Via al bonus bebè dopo l’estate In tre anni 300 nuovi letti al nido

In arrivo però una tariffa per i servizi pre e post scolastici Più portieri sociali

Trecento posti al nido in più entro il 2009 e avvio del bonus bebè dopo l’estate (per quest’anno il contributo previsto è di un milione e mezzo di euro). Creazione di nuovi alloggi per gli anziani in difficoltà e revisione del servizio dei portieri sociali, che dovrebbero salire a circa 400. Interventi a favore dell’integrazione - una voce a cui sono destinati 520mila euro e che prima non era prevista -, tre milioni di finanziamenti statali per l’accoglienza dei richiedenti asilo (l’anno scorso erano 1,9 milioni) e 400mila euro per interventi a favore dei nomadi. Per il bilancio di previsione 2007 che approderà a inizio marzo in consiglio comunale, il settore Politiche sociali potrà contare su un «malloppo» di 490 milioni di euro. Le spese per i servizi all’infanzia aumenteranno del 4,8 per cento - 13 milioni in più - e tra i primi obiettivi dell’assessore Mariolina Moioli, che ieri ha presentato il documento in commissione a Palazzo Marino, c’è proprio l’aumento dei posti nei nidi, 300 in tre anni, e almeno la metà per i lattanti. «Abbiamo aumentato di 2 milioni gli investimenti per i nidi», spiega. A «decongestionare» i nidi che soffrono della carenza di letti per i neonati contribuirà in parte l’avvio dopo l’estate del bonus bebè, un aiuto economico alle mamme che vogliono restare accanto al bimbo fino al primo anno, ma anche la sperimentazione di «sezioni primavera» nelle scuole d’infanzia, per bambini che hanno compiuto 2 anni. L’assessorato avvierà inoltre uno studio di fattibilità per aggiornare o rivedere il sistema tariffario per i servizi d’infanzia: sotto la lente ad esempio i risultati conseguiti con l’applicazione del parametro Isee, mentre per alcuni servizi di pre e post scuola, oggi gratis, potrebbe essere introdotto «un corrispettivo tariffario» ma «secondo criteri di equità».
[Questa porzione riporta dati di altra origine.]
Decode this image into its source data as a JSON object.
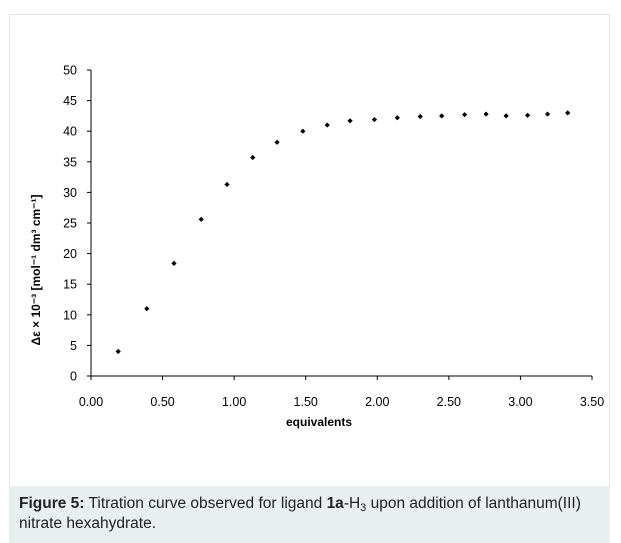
{
  "chart_data": {
    "type": "scatter",
    "title": "",
    "xlabel": "equivalents",
    "ylabel": "Δε × 10⁻³ [mol⁻¹ dm³ cm⁻¹]",
    "xlim": [
      0.0,
      3.5
    ],
    "ylim": [
      0,
      50
    ],
    "x_ticks": [
      "0.00",
      "0.50",
      "1.00",
      "1.50",
      "2.00",
      "2.50",
      "3.00",
      "3.50"
    ],
    "y_ticks": [
      "0",
      "5",
      "10",
      "15",
      "20",
      "25",
      "30",
      "35",
      "40",
      "45",
      "50"
    ],
    "grid": false,
    "marker": "diamond",
    "series": [
      {
        "color": "#000000",
        "points": [
          {
            "x": 0.19,
            "y": 4.0
          },
          {
            "x": 0.39,
            "y": 11.0
          },
          {
            "x": 0.58,
            "y": 18.4
          },
          {
            "x": 0.77,
            "y": 25.6
          },
          {
            "x": 0.95,
            "y": 31.3
          },
          {
            "x": 1.13,
            "y": 35.7
          },
          {
            "x": 1.3,
            "y": 38.2
          },
          {
            "x": 1.48,
            "y": 40.0
          },
          {
            "x": 1.65,
            "y": 41.0
          },
          {
            "x": 1.81,
            "y": 41.7
          },
          {
            "x": 1.98,
            "y": 41.9
          },
          {
            "x": 2.14,
            "y": 42.2
          },
          {
            "x": 2.3,
            "y": 42.4
          },
          {
            "x": 2.45,
            "y": 42.5
          },
          {
            "x": 2.61,
            "y": 42.7
          },
          {
            "x": 2.76,
            "y": 42.8
          },
          {
            "x": 2.9,
            "y": 42.5
          },
          {
            "x": 3.05,
            "y": 42.6
          },
          {
            "x": 3.19,
            "y": 42.8
          },
          {
            "x": 3.33,
            "y": 43.0
          }
        ]
      }
    ]
  },
  "caption": {
    "label": "Figure 5:",
    "text_before": " Titration curve observed for ligand ",
    "compound_bold": "1a",
    "compound_suffix": "-H",
    "compound_sub": "3",
    "text_after": " upon addition of lanthanum(III) nitrate hexahydrate."
  }
}
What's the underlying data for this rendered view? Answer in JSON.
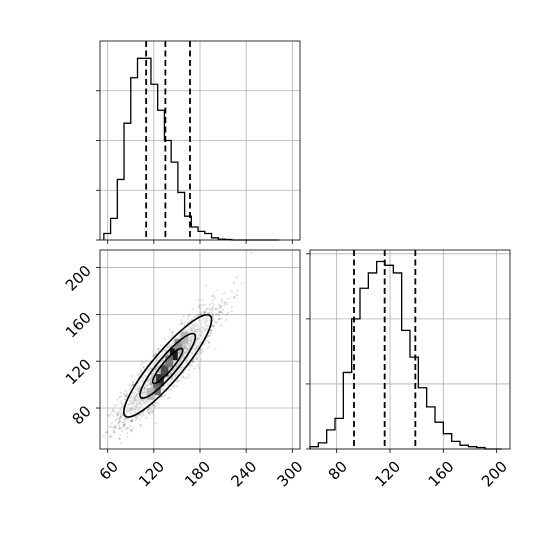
{
  "chart_data": {
    "type": "corner",
    "grid": true,
    "panels": [
      {
        "id": "hist_x",
        "type": "histogram",
        "xlim": [
          50,
          310
        ],
        "ylim": [
          0,
          460
        ],
        "xticks": [
          60,
          120,
          180,
          240,
          300
        ],
        "yticks": [
          0,
          115,
          230,
          345
        ],
        "bin_edges": [
          55,
          63.75,
          72.5,
          81.25,
          90,
          98.75,
          107.5,
          116.25,
          125,
          133.75,
          142.5,
          151.25,
          160,
          168.75,
          177.5,
          186.25,
          195,
          203.75,
          212.5,
          221.25,
          230,
          238.75,
          247.5,
          256.25,
          265,
          273.75,
          282.5
        ],
        "counts": [
          15,
          50,
          140,
          270,
          375,
          420,
          420,
          360,
          300,
          230,
          180,
          110,
          55,
          30,
          20,
          15,
          5,
          2,
          1,
          0,
          0,
          0,
          0,
          0,
          0,
          0
        ],
        "quantiles": [
          110,
          135,
          167
        ]
      },
      {
        "id": "scatter_xy",
        "type": "scatter_density",
        "xlim": [
          50,
          310
        ],
        "ylim": [
          45,
          215
        ],
        "xticks": [
          60,
          120,
          180,
          240,
          300
        ],
        "yticks": [
          80,
          120,
          160,
          200
        ],
        "xtick_labels": [
          "60",
          "120",
          "180",
          "240",
          "300"
        ],
        "ytick_labels": [
          "80",
          "120",
          "160",
          "200"
        ],
        "points": {
          "mean_x": 138,
          "mean_y": 116,
          "sd_x": 30,
          "sd_y": 23,
          "correlation": 0.9,
          "count": 2500
        },
        "density_cells": [
          {
            "x": 128,
            "y": 104,
            "level": 0.85
          },
          {
            "x": 134,
            "y": 112,
            "level": 0.75
          },
          {
            "x": 146,
            "y": 126,
            "level": 0.95
          },
          {
            "x": 124,
            "y": 96,
            "level": 0.6
          },
          {
            "x": 152,
            "y": 134,
            "level": 0.45
          },
          {
            "x": 140,
            "y": 120,
            "level": 0.55
          },
          {
            "x": 116,
            "y": 92,
            "level": 0.3
          },
          {
            "x": 160,
            "y": 140,
            "level": 0.3
          }
        ]
      },
      {
        "id": "hist_y",
        "type": "histogram",
        "xlim": [
          60,
          210
        ],
        "ylim": [
          0,
          260
        ],
        "xticks": [
          80,
          120,
          160,
          200
        ],
        "xtick_labels": [
          "80",
          "120",
          "160",
          "200"
        ],
        "yticks": [
          0,
          85,
          170,
          255
        ],
        "bin_edges": [
          60,
          66.25,
          72.5,
          78.75,
          85,
          91.25,
          97.5,
          103.75,
          110,
          116.25,
          122.5,
          128.75,
          135,
          141.25,
          147.5,
          153.75,
          160,
          166.25,
          172.5,
          178.75,
          185,
          191.25,
          197.5,
          203.75
        ],
        "counts": [
          3,
          8,
          25,
          40,
          100,
          170,
          210,
          230,
          245,
          240,
          230,
          155,
          120,
          80,
          55,
          35,
          20,
          10,
          5,
          3,
          2,
          0,
          0
        ],
        "quantiles": [
          93,
          116,
          139
        ]
      }
    ]
  }
}
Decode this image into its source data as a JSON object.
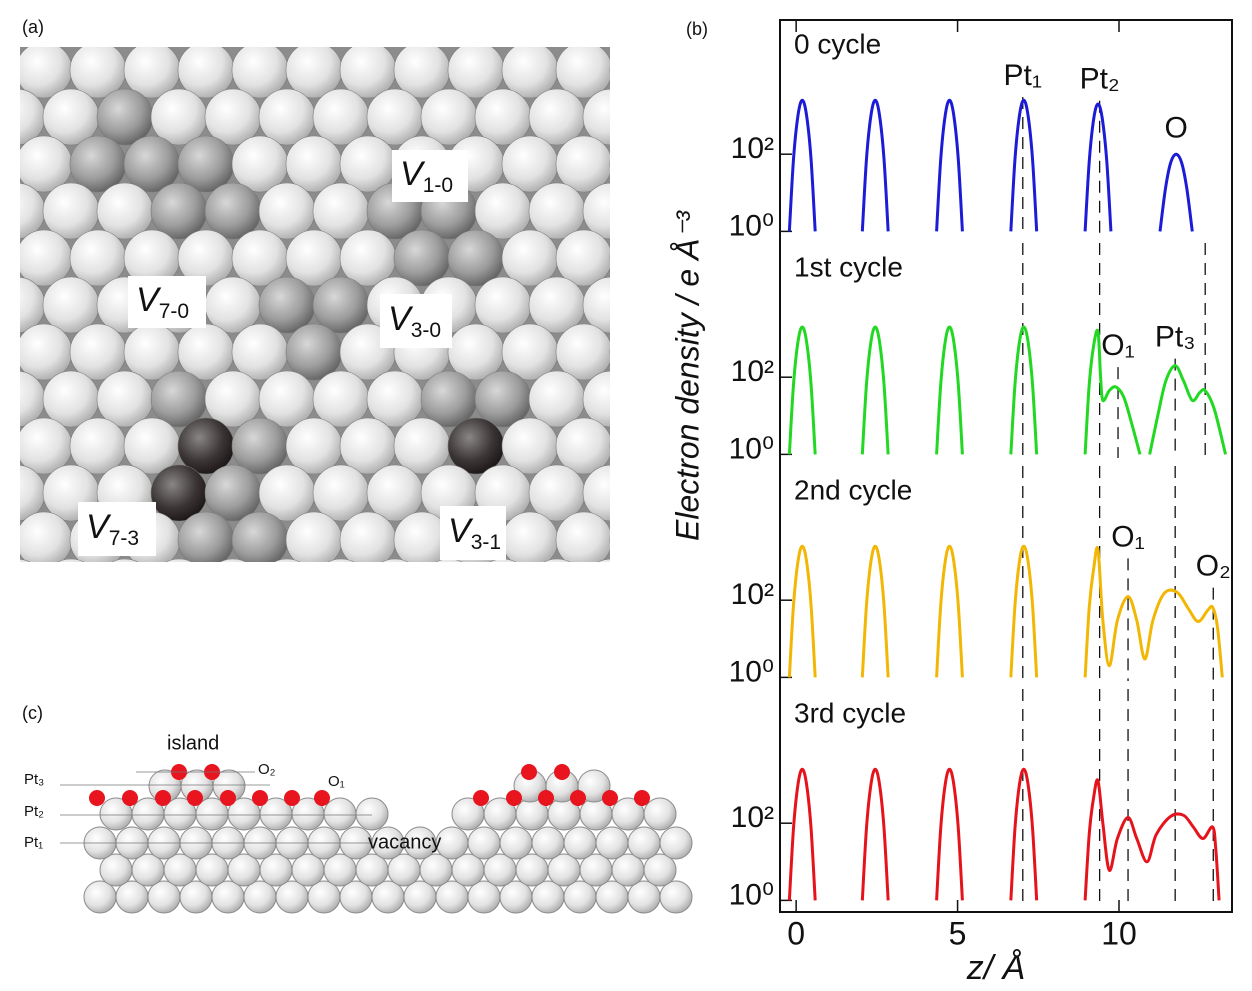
{
  "panel_labels": {
    "a": "(a)",
    "b": "(b)",
    "c": "(c)"
  },
  "panel_a": {
    "labels": [
      {
        "main": "V",
        "sub": "1-0"
      },
      {
        "main": "V",
        "sub": "7-0"
      },
      {
        "main": "V",
        "sub": "3-0"
      },
      {
        "main": "V",
        "sub": "7-3"
      },
      {
        "main": "V",
        "sub": "3-1"
      }
    ]
  },
  "panel_c": {
    "labels": [
      "island",
      "O₂",
      "O₁",
      "Pt₃",
      "Pt₂",
      "Pt₁",
      "vacancy"
    ]
  },
  "chart_data": [
    {
      "type": "line",
      "title": "0 cycle",
      "ylabel": "Electron density / e Å⁻³",
      "log": true,
      "xlim": [
        -0.5,
        13.5
      ],
      "ylim": [
        0.5,
        300000
      ],
      "yticks": [
        {
          "value": 1,
          "label": "10⁰"
        },
        {
          "value": 100,
          "label": "10²"
        }
      ],
      "x": [
        -0.21,
        -0.08,
        0.06,
        0.19,
        0.32,
        0.46,
        0.59,
        null,
        2.05,
        2.18,
        2.32,
        2.45,
        2.58,
        2.72,
        2.85,
        null,
        4.35,
        4.48,
        4.62,
        4.75,
        4.88,
        5.02,
        5.15,
        null,
        6.65,
        6.78,
        6.92,
        7.05,
        7.18,
        7.32,
        7.45,
        null,
        8.95,
        9.08,
        9.22,
        9.35,
        9.48,
        9.62,
        9.75,
        null,
        11.27,
        11.44,
        11.6,
        11.77,
        11.94,
        12.1,
        12.27
      ],
      "series": [
        {
          "color": "#1c1cd6",
          "values": [
            1,
            78,
            1050,
            2500,
            1050,
            78,
            1,
            null,
            1,
            78,
            1050,
            2500,
            1050,
            78,
            1,
            null,
            1,
            78,
            1050,
            2500,
            1050,
            78,
            1,
            null,
            1,
            78,
            1050,
            2500,
            1050,
            78,
            1,
            null,
            1,
            68,
            860,
            2000,
            860,
            68,
            1,
            null,
            1,
            13,
            60,
            100,
            60,
            13,
            1
          ]
        }
      ],
      "annotations": [
        {
          "text": "Pt₁",
          "x": 7.02,
          "y": 10000
        },
        {
          "text": "Pt₂",
          "x": 9.4,
          "y": 8000
        },
        {
          "text": "O",
          "x": 11.77,
          "y": 440
        }
      ],
      "guides": [
        7.02,
        9.4
      ]
    },
    {
      "type": "line",
      "title": "1st cycle",
      "log": true,
      "xlim": [
        -0.5,
        13.5
      ],
      "ylim": [
        0.5,
        300000
      ],
      "yticks": [
        {
          "value": 1,
          "label": "10⁰"
        },
        {
          "value": 100,
          "label": "10²"
        }
      ],
      "x": [
        -0.21,
        -0.08,
        0.06,
        0.19,
        0.32,
        0.46,
        0.59,
        null,
        2.05,
        2.18,
        2.32,
        2.45,
        2.58,
        2.72,
        2.85,
        null,
        4.35,
        4.48,
        4.62,
        4.75,
        4.88,
        5.02,
        5.15,
        null,
        6.65,
        6.78,
        6.92,
        7.05,
        7.18,
        7.32,
        7.45,
        null,
        8.95,
        9.08,
        9.22,
        9.35,
        9.43,
        9.5,
        9.7,
        9.9,
        10.15,
        10.4,
        10.65,
        null,
        10.95,
        11.2,
        11.45,
        11.74,
        12.0,
        12.27,
        12.5,
        12.67,
        12.95,
        13.3
      ],
      "series": [
        {
          "color": "#22d822",
          "values": [
            1,
            68,
            860,
            2000,
            860,
            68,
            1,
            null,
            1,
            68,
            860,
            2000,
            860,
            68,
            1,
            null,
            1,
            68,
            860,
            2000,
            860,
            68,
            1,
            null,
            1,
            68,
            860,
            2000,
            860,
            68,
            1,
            null,
            1,
            68,
            700,
            1500,
            100,
            25,
            45,
            56,
            30,
            6,
            1,
            null,
            1,
            10,
            80,
            200,
            80,
            25,
            40,
            45,
            15,
            1
          ]
        }
      ],
      "annotations": [
        {
          "text": "O₁",
          "x": 9.97,
          "y": 600
        },
        {
          "text": "Pt₃",
          "x": 11.74,
          "y": 1000
        }
      ],
      "guides": [
        7.02,
        9.4,
        9.97,
        11.74,
        12.67
      ]
    },
    {
      "type": "line",
      "title": "2nd cycle",
      "log": true,
      "xlim": [
        -0.5,
        13.5
      ],
      "ylim": [
        0.5,
        300000
      ],
      "yticks": [
        {
          "value": 1,
          "label": "10⁰"
        },
        {
          "value": 100,
          "label": "10²"
        }
      ],
      "x": [
        -0.21,
        -0.08,
        0.06,
        0.19,
        0.32,
        0.46,
        0.59,
        null,
        2.05,
        2.18,
        2.32,
        2.45,
        2.58,
        2.72,
        2.85,
        null,
        4.35,
        4.48,
        4.62,
        4.75,
        4.88,
        5.02,
        5.15,
        null,
        6.65,
        6.78,
        6.92,
        7.05,
        7.18,
        7.32,
        7.45,
        null,
        8.95,
        9.08,
        9.22,
        9.35,
        9.5,
        9.7,
        9.95,
        10.28,
        10.55,
        10.8,
        11.05,
        11.4,
        11.8,
        12.15,
        12.45,
        12.75,
        12.9,
        13.05,
        13.2
      ],
      "series": [
        {
          "color": "#f2b705",
          "values": [
            1,
            78,
            1050,
            2500,
            1050,
            78,
            1,
            null,
            1,
            78,
            1050,
            2500,
            1050,
            78,
            1,
            null,
            1,
            78,
            1050,
            2500,
            1050,
            78,
            1,
            null,
            1,
            78,
            1050,
            2500,
            1050,
            78,
            1,
            null,
            1,
            68,
            700,
            2000,
            30,
            2,
            30,
            125,
            30,
            3,
            30,
            150,
            160,
            60,
            28,
            55,
            65,
            20,
            1
          ]
        }
      ],
      "annotations": [
        {
          "text": "O₁",
          "x": 10.28,
          "y": 4000
        },
        {
          "text": "O₂",
          "x": 12.92,
          "y": 700
        }
      ],
      "guides": [
        7.02,
        9.4,
        10.28,
        11.74,
        12.92
      ]
    },
    {
      "type": "line",
      "title": "3rd cycle",
      "log": true,
      "xlabel": "z/ Å",
      "xlim": [
        -0.5,
        13.5
      ],
      "ylim": [
        0.5,
        300000
      ],
      "xticks": [
        0,
        5,
        10
      ],
      "yticks": [
        {
          "value": 1,
          "label": "10⁰"
        },
        {
          "value": 100,
          "label": "10²"
        }
      ],
      "x": [
        -0.21,
        -0.08,
        0.06,
        0.19,
        0.32,
        0.46,
        0.59,
        null,
        2.05,
        2.18,
        2.32,
        2.45,
        2.58,
        2.72,
        2.85,
        null,
        4.35,
        4.48,
        4.62,
        4.75,
        4.88,
        5.02,
        5.15,
        null,
        6.65,
        6.78,
        6.92,
        7.05,
        7.18,
        7.32,
        7.45,
        null,
        8.95,
        9.08,
        9.22,
        9.35,
        9.5,
        9.7,
        9.95,
        10.28,
        10.55,
        10.87,
        11.15,
        11.6,
        12.0,
        12.3,
        12.6,
        12.9,
        13.0,
        13.1
      ],
      "series": [
        {
          "color": "#e5141c",
          "values": [
            1,
            78,
            1050,
            2500,
            1050,
            78,
            1,
            null,
            1,
            78,
            1050,
            2500,
            1050,
            78,
            1,
            null,
            1,
            78,
            1050,
            2500,
            1050,
            78,
            1,
            null,
            1,
            78,
            1050,
            2500,
            1050,
            78,
            1,
            null,
            1,
            55,
            500,
            1250,
            100,
            6,
            40,
            140,
            40,
            10,
            50,
            150,
            160,
            80,
            40,
            80,
            20,
            1
          ]
        }
      ],
      "annotations": [],
      "guides": [
        7.02,
        9.4,
        10.28,
        11.74,
        12.92
      ]
    }
  ]
}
In fase di revisione anche il portierato sociale. Per il 2007 l’assessore punta a potenziare il servizio in termini «ancora più innovativi», garantendo la presenza di un portiere per ogni stabile popolare (circa 400) e sta pensando con Aler «a formare e incentivare i portieri tradizionali perché diventino anche custodi sociali». Il Comune intende poi destinerà una quota di alloggi ad anziani in difficoltà, ma da destinare anche a donne vittime di violenza o da usare in casi di emergenza, come è avvenuto dopo il crollo di via Lomellina: dieci in via Lodi, sei nello stabile di piazzale Dateo, altri da individuare con Aler.
Se per la voce «interventi a favore dei nomadi» la previsione di bilancio è identica all’anno scorso, 400mila euro, il sostegno ai rom, anche se non esplicitato - e così meno soggetto a polemiche da parte dell’aula -, troverà risorse utili anche dall’aumento di fondi per «interventi a favore dell’integrazione (da zero a 520mila euro) o «contro la povertà estrema (da zero a 440mila euro). Sarà promosso anche un Organismo consultivo delle comunità etniche con cui verificare il fabbisogno della popolazione straniera.